Экстер, который пока еще забыл не все древнецелестийские ругательства, воззрился на нее из-под слоев покрывал.

— Так плохо?

— Там бонзы шептал, главы урядников, старосты деревень, торговые магнаты, главы горняцких поселений… но как же… он бы не успел разослать гонцов!

— Если он рассылал гонцов, Фелла… он мог воспользоваться артефактами, и странно, что мы не подумали об этом раньше. И мы недооценили его уровень влияния. Мы полагали, что для организации сбора потребуется несколько дней: переговоры, условное место… Но Зух, похоже, пошёл иным путём.

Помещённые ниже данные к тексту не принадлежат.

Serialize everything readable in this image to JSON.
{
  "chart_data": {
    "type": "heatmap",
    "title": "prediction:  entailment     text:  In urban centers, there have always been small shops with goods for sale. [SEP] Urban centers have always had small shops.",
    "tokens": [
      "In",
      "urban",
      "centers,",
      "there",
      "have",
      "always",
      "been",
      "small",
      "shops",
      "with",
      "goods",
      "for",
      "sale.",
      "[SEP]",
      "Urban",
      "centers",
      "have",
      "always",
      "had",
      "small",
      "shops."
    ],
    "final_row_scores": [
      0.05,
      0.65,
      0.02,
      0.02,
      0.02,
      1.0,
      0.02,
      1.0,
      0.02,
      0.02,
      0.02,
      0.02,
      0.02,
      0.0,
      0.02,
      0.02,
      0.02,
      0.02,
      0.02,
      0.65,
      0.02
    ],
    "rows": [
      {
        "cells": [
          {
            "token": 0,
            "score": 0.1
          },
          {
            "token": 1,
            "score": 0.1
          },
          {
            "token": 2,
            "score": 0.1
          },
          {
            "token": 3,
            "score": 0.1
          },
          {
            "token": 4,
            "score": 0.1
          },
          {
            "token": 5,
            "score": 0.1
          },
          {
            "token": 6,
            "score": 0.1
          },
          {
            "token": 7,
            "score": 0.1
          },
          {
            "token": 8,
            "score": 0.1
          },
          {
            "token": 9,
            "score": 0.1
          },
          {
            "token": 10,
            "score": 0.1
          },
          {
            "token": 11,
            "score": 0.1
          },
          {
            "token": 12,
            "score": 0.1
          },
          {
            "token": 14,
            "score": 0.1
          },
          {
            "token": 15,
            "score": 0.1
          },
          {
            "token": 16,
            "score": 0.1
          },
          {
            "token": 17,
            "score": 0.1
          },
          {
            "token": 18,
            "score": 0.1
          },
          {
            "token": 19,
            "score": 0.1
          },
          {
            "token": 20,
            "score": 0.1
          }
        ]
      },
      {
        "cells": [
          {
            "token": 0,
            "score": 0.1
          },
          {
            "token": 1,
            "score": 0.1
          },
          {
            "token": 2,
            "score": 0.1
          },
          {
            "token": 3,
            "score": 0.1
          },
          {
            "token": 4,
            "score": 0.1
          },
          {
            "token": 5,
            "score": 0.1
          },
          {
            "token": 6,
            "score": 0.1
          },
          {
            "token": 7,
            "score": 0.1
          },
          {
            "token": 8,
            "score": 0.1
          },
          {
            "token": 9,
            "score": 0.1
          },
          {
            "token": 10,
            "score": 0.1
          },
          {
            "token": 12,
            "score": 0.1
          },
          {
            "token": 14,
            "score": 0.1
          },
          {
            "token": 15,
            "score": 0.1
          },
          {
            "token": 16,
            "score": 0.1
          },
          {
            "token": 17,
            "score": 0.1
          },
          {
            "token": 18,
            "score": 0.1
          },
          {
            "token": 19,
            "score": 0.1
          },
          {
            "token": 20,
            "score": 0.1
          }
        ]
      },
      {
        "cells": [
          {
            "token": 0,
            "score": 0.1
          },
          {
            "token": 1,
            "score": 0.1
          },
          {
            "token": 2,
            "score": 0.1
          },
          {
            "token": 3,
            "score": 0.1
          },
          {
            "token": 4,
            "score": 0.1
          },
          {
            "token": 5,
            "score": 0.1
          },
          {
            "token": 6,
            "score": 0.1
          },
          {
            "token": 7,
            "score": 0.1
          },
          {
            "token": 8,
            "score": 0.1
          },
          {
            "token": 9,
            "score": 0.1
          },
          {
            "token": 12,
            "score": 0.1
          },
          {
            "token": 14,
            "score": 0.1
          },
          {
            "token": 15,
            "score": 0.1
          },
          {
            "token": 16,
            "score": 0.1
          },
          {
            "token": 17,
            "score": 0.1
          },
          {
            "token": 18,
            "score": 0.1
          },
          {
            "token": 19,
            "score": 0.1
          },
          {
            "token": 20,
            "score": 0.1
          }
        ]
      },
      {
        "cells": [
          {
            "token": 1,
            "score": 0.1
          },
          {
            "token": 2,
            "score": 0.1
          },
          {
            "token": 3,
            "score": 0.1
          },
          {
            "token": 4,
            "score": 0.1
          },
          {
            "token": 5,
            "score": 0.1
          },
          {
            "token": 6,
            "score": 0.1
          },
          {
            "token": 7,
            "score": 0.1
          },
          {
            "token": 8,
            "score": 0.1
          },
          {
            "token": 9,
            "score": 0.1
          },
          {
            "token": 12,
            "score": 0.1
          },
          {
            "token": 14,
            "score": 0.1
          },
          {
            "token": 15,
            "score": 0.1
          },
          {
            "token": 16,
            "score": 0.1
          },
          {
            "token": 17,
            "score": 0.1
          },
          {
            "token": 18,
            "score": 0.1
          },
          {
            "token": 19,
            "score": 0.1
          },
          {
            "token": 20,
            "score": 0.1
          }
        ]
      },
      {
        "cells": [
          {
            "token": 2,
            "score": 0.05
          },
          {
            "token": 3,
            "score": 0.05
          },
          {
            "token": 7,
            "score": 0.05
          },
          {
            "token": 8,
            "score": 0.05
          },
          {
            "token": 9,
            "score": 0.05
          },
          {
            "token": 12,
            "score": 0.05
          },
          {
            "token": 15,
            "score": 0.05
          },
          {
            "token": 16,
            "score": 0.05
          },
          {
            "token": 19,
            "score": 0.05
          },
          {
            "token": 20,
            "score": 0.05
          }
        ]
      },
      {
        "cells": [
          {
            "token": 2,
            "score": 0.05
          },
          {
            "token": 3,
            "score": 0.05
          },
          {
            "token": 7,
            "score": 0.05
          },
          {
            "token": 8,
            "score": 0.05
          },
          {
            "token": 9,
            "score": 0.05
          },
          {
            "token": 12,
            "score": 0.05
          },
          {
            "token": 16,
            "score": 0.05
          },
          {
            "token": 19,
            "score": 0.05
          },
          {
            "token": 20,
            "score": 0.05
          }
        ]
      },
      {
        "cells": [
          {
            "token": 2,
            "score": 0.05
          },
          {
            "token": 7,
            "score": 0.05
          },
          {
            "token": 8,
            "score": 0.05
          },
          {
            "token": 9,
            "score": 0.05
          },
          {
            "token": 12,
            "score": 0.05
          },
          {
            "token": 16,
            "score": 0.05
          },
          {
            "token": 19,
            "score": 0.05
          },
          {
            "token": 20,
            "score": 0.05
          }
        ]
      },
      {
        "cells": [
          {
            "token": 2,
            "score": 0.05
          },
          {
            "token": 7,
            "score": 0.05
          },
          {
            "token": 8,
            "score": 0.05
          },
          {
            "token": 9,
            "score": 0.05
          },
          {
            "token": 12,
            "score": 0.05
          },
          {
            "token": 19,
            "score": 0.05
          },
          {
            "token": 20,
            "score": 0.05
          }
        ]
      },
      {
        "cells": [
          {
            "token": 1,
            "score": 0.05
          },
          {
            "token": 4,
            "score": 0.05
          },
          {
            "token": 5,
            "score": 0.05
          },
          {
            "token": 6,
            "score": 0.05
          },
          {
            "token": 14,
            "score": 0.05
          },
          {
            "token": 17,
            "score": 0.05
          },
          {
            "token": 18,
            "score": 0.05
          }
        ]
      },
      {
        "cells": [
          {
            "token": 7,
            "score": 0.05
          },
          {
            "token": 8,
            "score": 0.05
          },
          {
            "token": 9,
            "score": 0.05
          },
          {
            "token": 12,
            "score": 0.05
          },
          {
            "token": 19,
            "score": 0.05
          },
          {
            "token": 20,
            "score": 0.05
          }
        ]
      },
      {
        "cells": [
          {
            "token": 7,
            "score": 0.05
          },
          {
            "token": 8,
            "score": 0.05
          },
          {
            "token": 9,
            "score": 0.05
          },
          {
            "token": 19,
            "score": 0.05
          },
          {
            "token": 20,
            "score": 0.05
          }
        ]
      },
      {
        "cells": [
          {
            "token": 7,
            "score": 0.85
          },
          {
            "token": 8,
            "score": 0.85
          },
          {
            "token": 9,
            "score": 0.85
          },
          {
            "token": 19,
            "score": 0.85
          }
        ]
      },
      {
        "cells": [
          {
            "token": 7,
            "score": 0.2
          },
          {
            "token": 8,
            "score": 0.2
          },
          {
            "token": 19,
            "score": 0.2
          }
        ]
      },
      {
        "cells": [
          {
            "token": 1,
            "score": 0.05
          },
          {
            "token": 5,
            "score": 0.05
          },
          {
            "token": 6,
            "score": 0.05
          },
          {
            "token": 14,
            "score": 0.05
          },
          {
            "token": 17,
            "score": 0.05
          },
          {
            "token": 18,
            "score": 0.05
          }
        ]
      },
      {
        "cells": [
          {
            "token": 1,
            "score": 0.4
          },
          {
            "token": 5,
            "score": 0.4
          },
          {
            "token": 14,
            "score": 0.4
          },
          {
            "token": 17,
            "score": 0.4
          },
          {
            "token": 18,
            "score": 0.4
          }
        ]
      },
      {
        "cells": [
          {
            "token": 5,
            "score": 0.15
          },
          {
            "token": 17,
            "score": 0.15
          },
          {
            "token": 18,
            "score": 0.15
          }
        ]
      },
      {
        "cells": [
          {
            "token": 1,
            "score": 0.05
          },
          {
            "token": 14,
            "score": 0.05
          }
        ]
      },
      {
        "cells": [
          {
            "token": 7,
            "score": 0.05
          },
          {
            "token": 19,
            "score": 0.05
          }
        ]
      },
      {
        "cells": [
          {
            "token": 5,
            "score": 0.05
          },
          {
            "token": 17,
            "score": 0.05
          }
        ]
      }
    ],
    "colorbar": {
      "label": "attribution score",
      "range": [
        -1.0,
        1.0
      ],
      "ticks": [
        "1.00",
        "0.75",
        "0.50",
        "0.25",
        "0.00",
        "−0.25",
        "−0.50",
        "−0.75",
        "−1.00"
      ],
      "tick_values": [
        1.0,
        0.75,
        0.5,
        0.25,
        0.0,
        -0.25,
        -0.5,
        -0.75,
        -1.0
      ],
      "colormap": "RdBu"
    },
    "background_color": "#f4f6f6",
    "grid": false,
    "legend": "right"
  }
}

Он уже упокоился — взяла свое привычка директора Одонара. Выпутываться из одеял получалось медленно, но верно.

— Это слегка… изменяет наши планы: я думал поговорить с людьми Северного края на обратном пути, чтобы до Семицветника это дошло позже… Но ладно, думаю, это уже неважно. Нам просто нужно слегка привести себя в порядок, и потом…

— Экстер, — перебила его Бестия. — Ты не помнишь, где должна быть наша одежда? А то я…

Мечтатель забыл о медленном и планомерном выпутывании и вылетел из своего кокона пробкой.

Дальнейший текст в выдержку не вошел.